Personal information
- Full name: Jason Gregory White
- Date of birth: 19 October 1971 (age 54)
- Place of birth: Meriden, England
- Position: Striker

Senior career*
- Years: Team / Apps / (Gls)
- 1990–1991: Derby County / 0 / (0)
- 1991–1993: Scunthorpe United / 68 / (16)
- 1993: → Darlington (loan) / 4 / (1)
- 1994–1995: Scarborough / 63 / (20)
- 1995–1997: Northampton Town / 77 / (18)
- 1997–2000: Rotherham United / 73 / (22)
- 2000–2003: Cheltenham Town / 31 / (1)
- 2000: → Mansfield Town (loan) / 7 / (0)
- 2003: Sengkang Marine / ? / (14)
- 2003: Grantham Town

= Jason White (footballer, born 1971) =

English footballer

Jason Gregory White (born 19 October 1971) is an English former professional footballer. He played as a striker.

==Career==
White began his career with Derby County in 1990, but after failing to break into the Rams first team, he left to join Scunthorpe United the following year. In his first season with the North Lincolnshire club, they reached the Division Four play-off final, in which they faced Blackpool at Wembley. The match went to a sudden-death penalty-shootout, in which White, who was a second-half substitute for Tony Daws, sent his effort high over Blackpool goalkeeper Steve McIlhargey's crossbar to hand promotion to the Lancastrians. In his two years with Scunthorpe, White made 68 league appearances and scored 16 goals.

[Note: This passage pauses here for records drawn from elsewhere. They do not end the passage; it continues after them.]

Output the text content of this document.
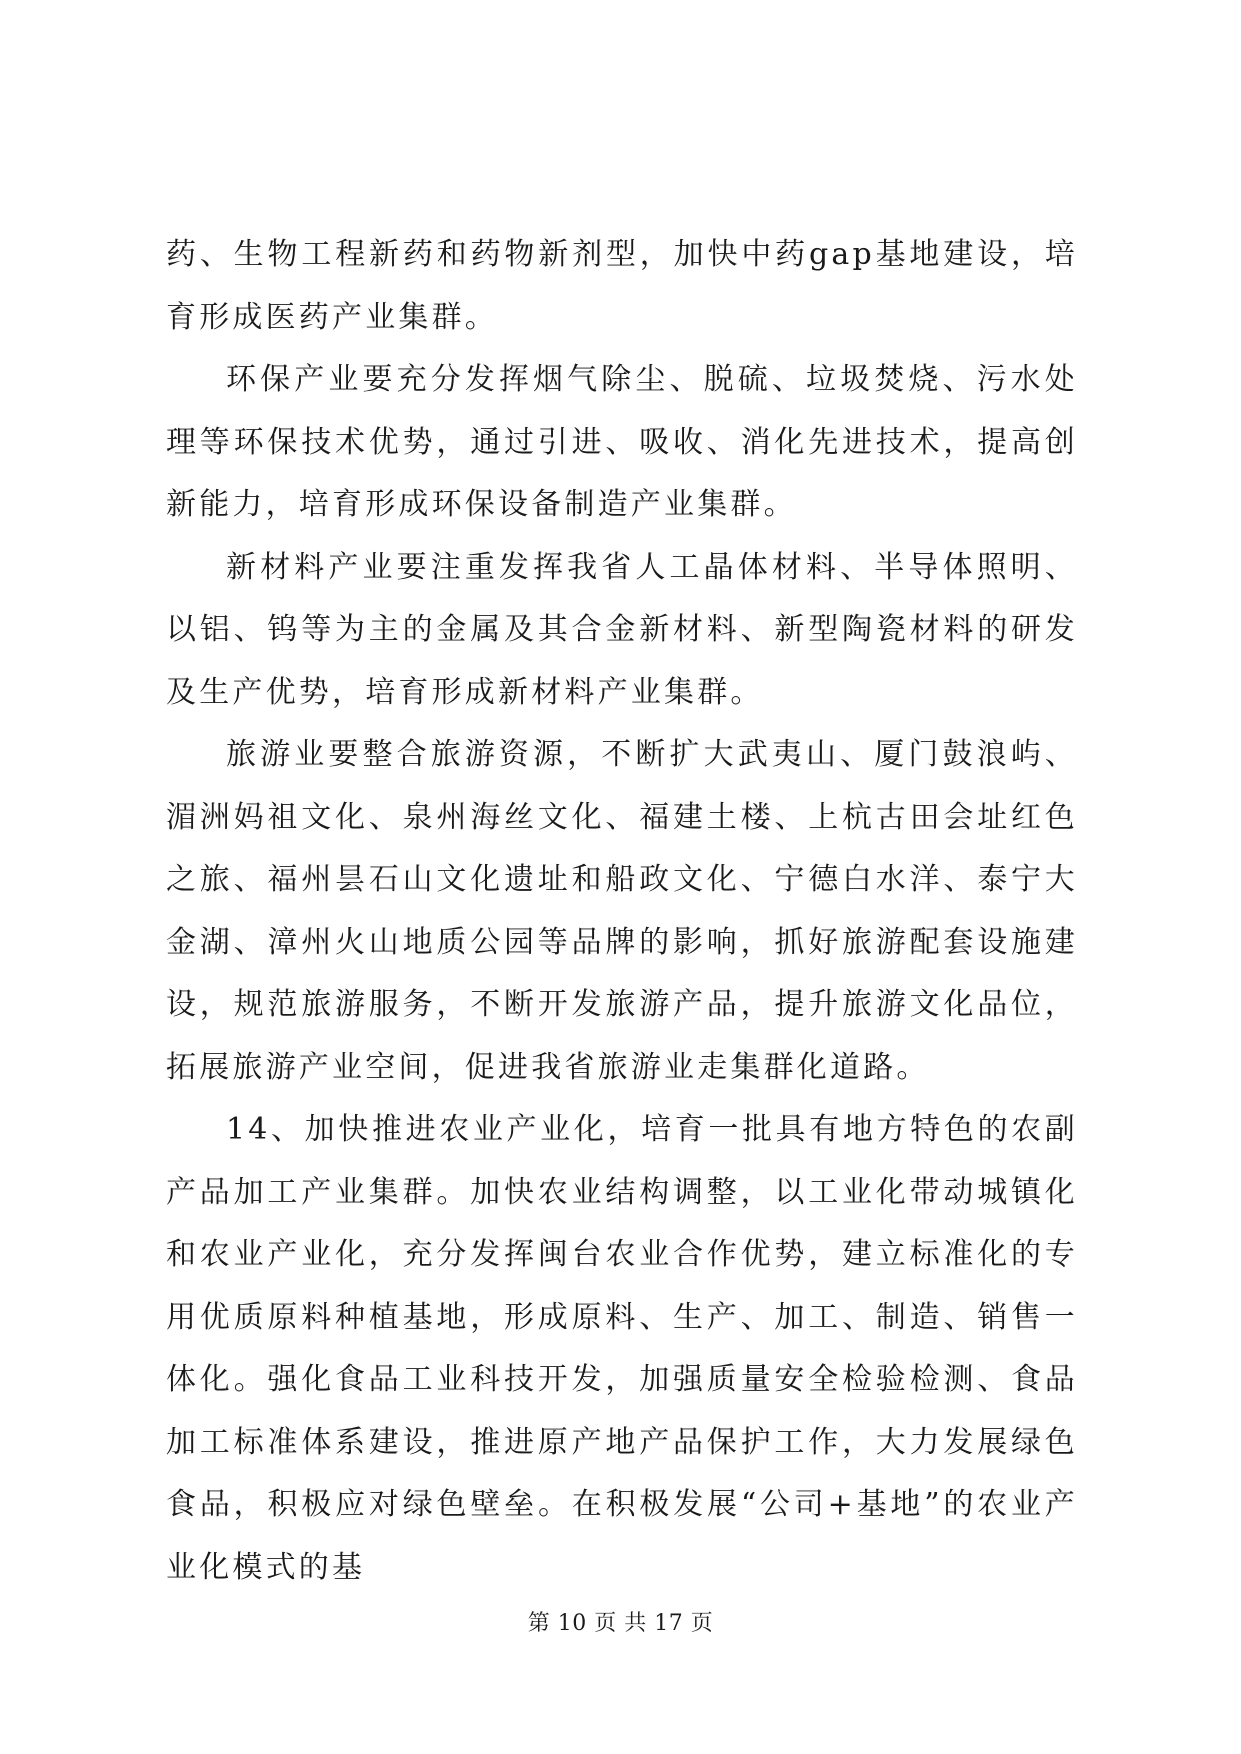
药、生物工程新药和药物新剂型，加快中药gap基地建设，培育形成医药产业集群。

环保产业要充分发挥烟气除尘、脱硫、垃圾焚烧、污水处理等环保技术优势，通过引进、吸收、消化先进技术，提高创新能力，培育形成环保设备制造产业集群。

新材料产业要注重发挥我省人工晶体材料、半导体照明、以铝、钨等为主的金属及其合金新材料、新型陶瓷材料的研发及生产优势，培育形成新材料产业集群。

旅游业要整合旅游资源，不断扩大武夷山、厦门鼓浪屿、湄洲妈祖文化、泉州海丝文化、福建土楼、上杭古田会址红色之旅、福州昙石山文化遗址和船政文化、宁德白水洋、泰宁大金湖、漳州火山地质公园等品牌的影响，抓好旅游配套设施建设，规范旅游服务，不断开发旅游产品，提升旅游文化品位，拓展旅游产业空间，促进我省旅游业走集群化道路。

14、加快推进农业产业化，培育一批具有地方特色的农副产品加工产业集群。加快农业结构调整，以工业化带动城镇化和农业产业化，充分发挥闽台农业合作优势，建立标准化的专用优质原料种植基地，形成原料、生产、加工、制造、销售一体化。强化食品工业科技开发，加强质量安全检验检测、食品加工标准体系建设，推进原产地产品保护工作，大力发展绿色食品，积极应对绿色壁垒。在积极发展“公司+基地”的农业产业化模式的基

第 10 页 共 17 页
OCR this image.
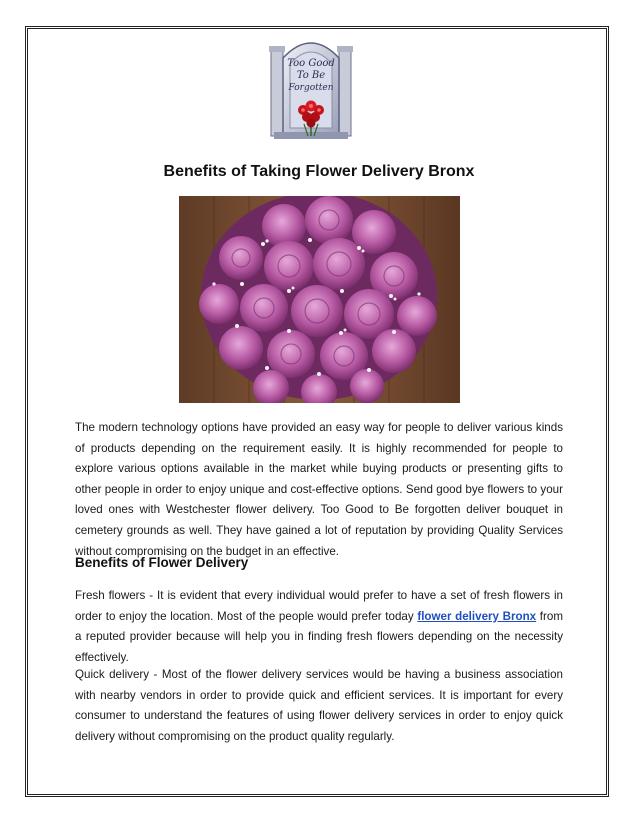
Too Good
To Be
Forgotten
Benefits of Taking Flower Delivery Bronx

The modern technology options have provided an easy way for people to deliver various kinds of products depending on the requirement easily. It is highly recommended for people to explore various options available in the market while buying products or presenting gifts to other people in order to enjoy unique and cost-effective options. Send good bye flowers to your loved ones with Westchester flower delivery. Too Good to Be forgotten deliver bouquet in cemetery grounds as well. They have gained a lot of reputation by providing Quality Services without compromising on the budget in an effective.

Benefits of Flower Delivery

Fresh flowers - It is evident that every individual would prefer to have a set of fresh flowers in order to enjoy the location. Most of the people would prefer today flower delivery Bronx from a reputed provider because will help you in finding fresh flowers depending on the necessity effectively.

Quick delivery - Most of the flower delivery services would be having a business association with nearby vendors in order to provide quick and efficient services. It is important for every consumer to understand the features of using flower delivery services in order to enjoy quick delivery without compromising on the product quality regularly.
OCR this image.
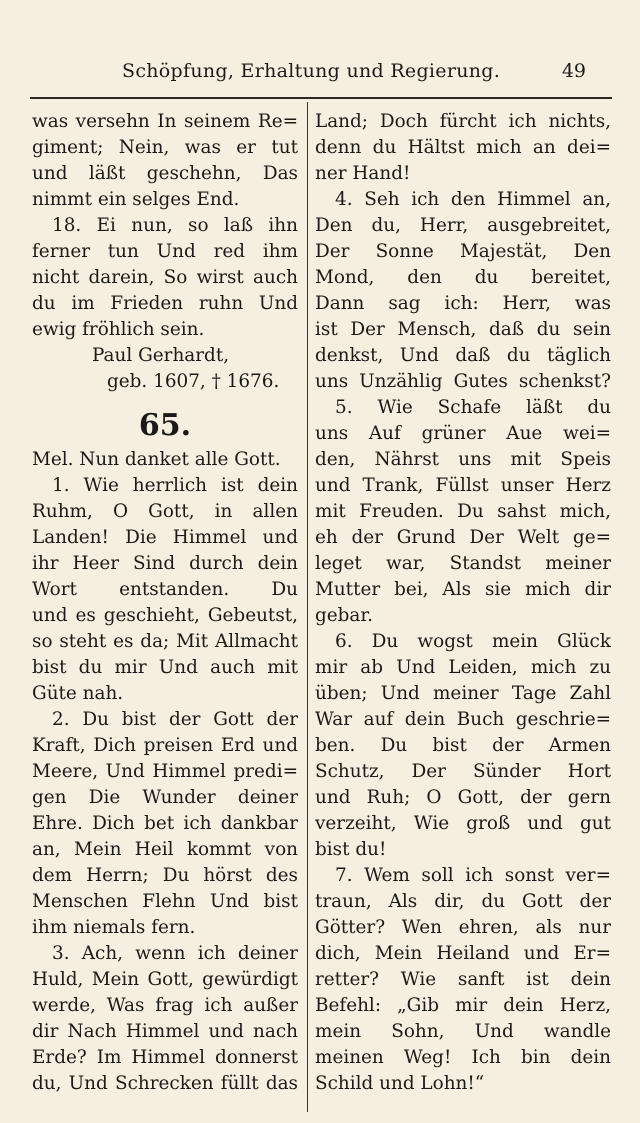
Schöpfung, Erhaltung und Regierung.	49
was versehn In seinem Re=
giment; Nein, was er tut
und läßt geschehn, Das
nimmt ein selges End.
18. Ei nun, so laß ihn
ferner tun Und red ihm
nicht darein, So wirst auch
du im Frieden ruhn Und
ewig fröhlich sein.
Paul Gerhardt,
geb. 1607, † 1676.
65.
Mel. Nun danket alle Gott.
1. Wie herrlich ist dein
Ruhm, O Gott, in allen
Landen! Die Himmel und
ihr Heer Sind durch dein
Wort entstanden. Du
und es geschieht, Gebeutst,
so steht es da; Mit Allmacht
bist du mir Und auch mit
Güte nah.
2. Du bist der Gott der
Kraft, Dich preisen Erd und
Meere, Und Himmel predi=
gen Die Wunder deiner
Ehre. Dich bet ich dankbar
an, Mein Heil kommt von
dem Herrn; Du hörst des
Menschen Flehn Und bist
ihm niemals fern.
3. Ach, wenn ich deiner
Huld, Mein Gott, gewürdigt
werde, Was frag ich außer
dir Nach Himmel und nach
Erde? Im Himmel donnerst
du, Und Schrecken füllt das
Land; Doch fürcht ich nichts,
denn du Hältst mich an dei=
ner Hand!
4. Seh ich den Himmel an,
Den du, Herr, ausgebreitet,
Der Sonne Majestät, Den
Mond, den du bereitet,
Dann sag ich: Herr, was
ist Der Mensch, daß du sein
denkst, Und daß du täglich
uns Unzählig Gutes schenkst?
5. Wie Schafe läßt du
uns Auf grüner Aue wei=
den, Nährst uns mit Speis
und Trank, Füllst unser Herz
mit Freuden. Du sahst mich,
eh der Grund Der Welt ge=
leget war, Standst meiner
Mutter bei, Als sie mich dir
gebar.
6. Du wogst mein Glück
mir ab Und Leiden, mich zu
üben; Und meiner Tage Zahl
War auf dein Buch geschrie=
ben. Du bist der Armen
Schutz, Der Sünder Hort
und Ruh; O Gott, der gern
verzeiht, Wie groß und gut
bist du!
7. Wem soll ich sonst ver=
traun, Als dir, du Gott der
Götter? Wen ehren, als nur
dich, Mein Heiland und Er=
retter? Wie sanft ist dein
Befehl: „Gib mir dein Herz,
mein Sohn, Und wandle
meinen Weg! Ich bin dein
Schild und Lohn!“
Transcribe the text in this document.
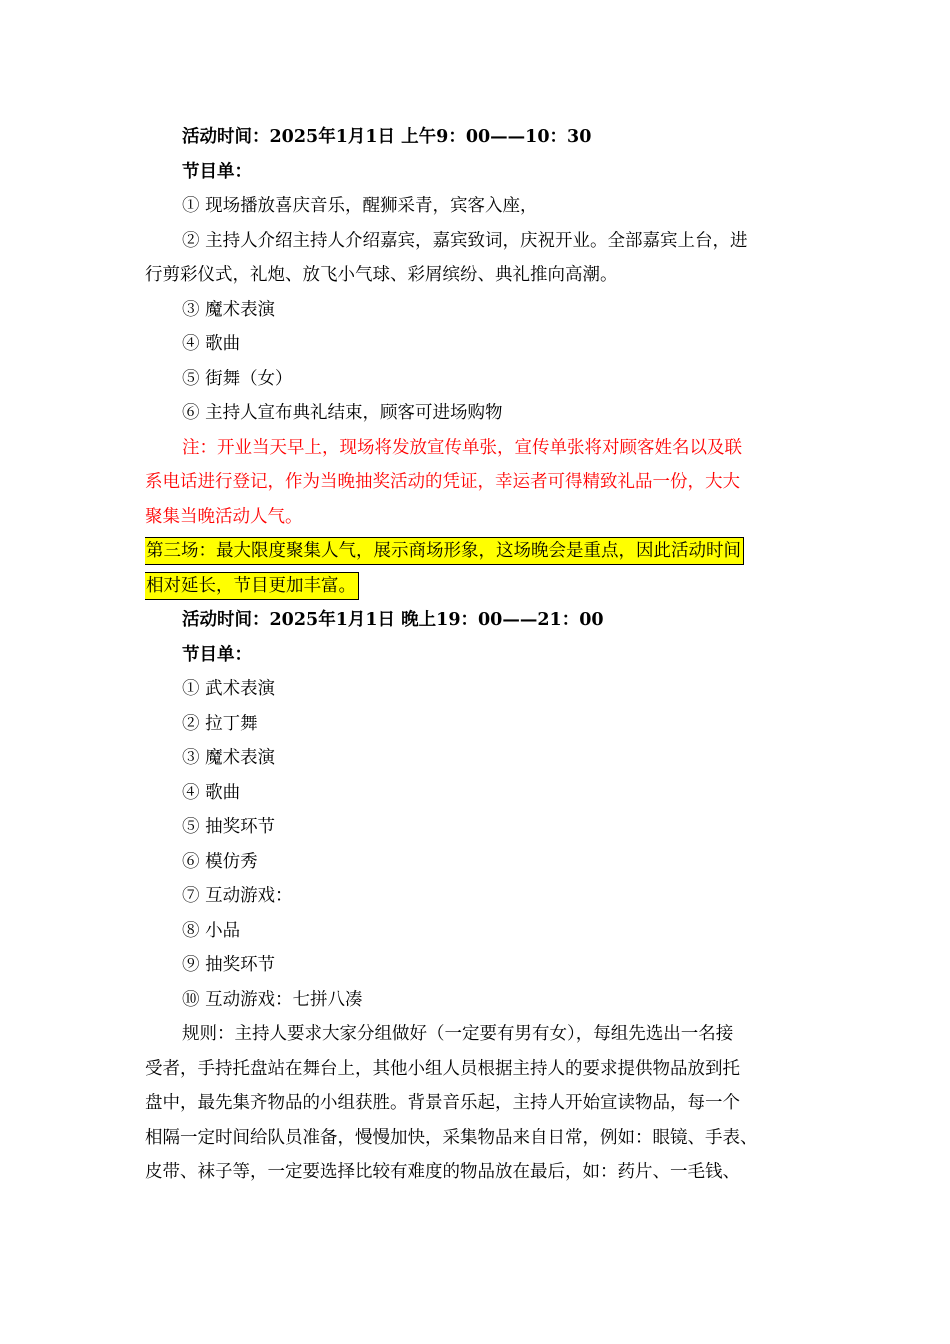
活动时间：2025年1月1日 上午9：00——10：30
节目单：
① 现场播放喜庆音乐，醒狮采青，宾客入座，
② 主持人介绍主持人介绍嘉宾，嘉宾致词，庆祝开业。全部嘉宾上台，进
行剪彩仪式，礼炮、放飞小气球、彩屑缤纷、典礼推向高潮。
③ 魔术表演
④ 歌曲
⑤ 街舞（女）
⑥ 主持人宣布典礼结束，顾客可进场购物
注：开业当天早上，现场将发放宣传单张，宣传单张将对顾客姓名以及联
系电话进行登记，作为当晚抽奖活动的凭证，幸运者可得精致礼品一份，大大
聚集当晚活动人气。
第三场：最大限度聚集人气，展示商场形象，这场晚会是重点，因此活动时间
相对延长，节目更加丰富。
活动时间：2025年1月1日 晚上19：00——21：00
节目单：
① 武术表演
② 拉丁舞
③ 魔术表演
④ 歌曲
⑤ 抽奖环节
⑥ 模仿秀
⑦ 互动游戏：
⑧ 小品
⑨ 抽奖环节
⑩ 互动游戏：七拼八凑
规则：主持人要求大家分组做好（一定要有男有女），每组先选出一名接
受者，手持托盘站在舞台上，其他小组人员根据主持人的要求提供物品放到托
盘中，最先集齐物品的小组获胜。背景音乐起，主持人开始宣读物品，每一个
相隔一定时间给队员准备，慢慢加快，采集物品来自日常，例如：眼镜、手表、
皮带、袜子等，一定要选择比较有难度的物品放在最后，如：药片、一毛钱、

White joined Scarborough in 1994. He spent one year with the club, making 63 league appearances and scoring twenty goals. He was named Scarborough's Clubman of the Year. In 1995, he signed for Northampton Town, making a total of 77 league appearances and scored 18 goals. Two years later, he was on the move again, this time to Rotherham United making a total of 73 league appearances and scored 22 goals.

Cheltenham Town came in for his services in 2000, and in his three years at Whaddon Road, he made 31 league appearances and scored only one goal, against Leyton Orient. After a loan spell at Mansfield Town, White spent a short spell in Singapore with Sengkang Marine.

White finished his career back in England with Grantham Town.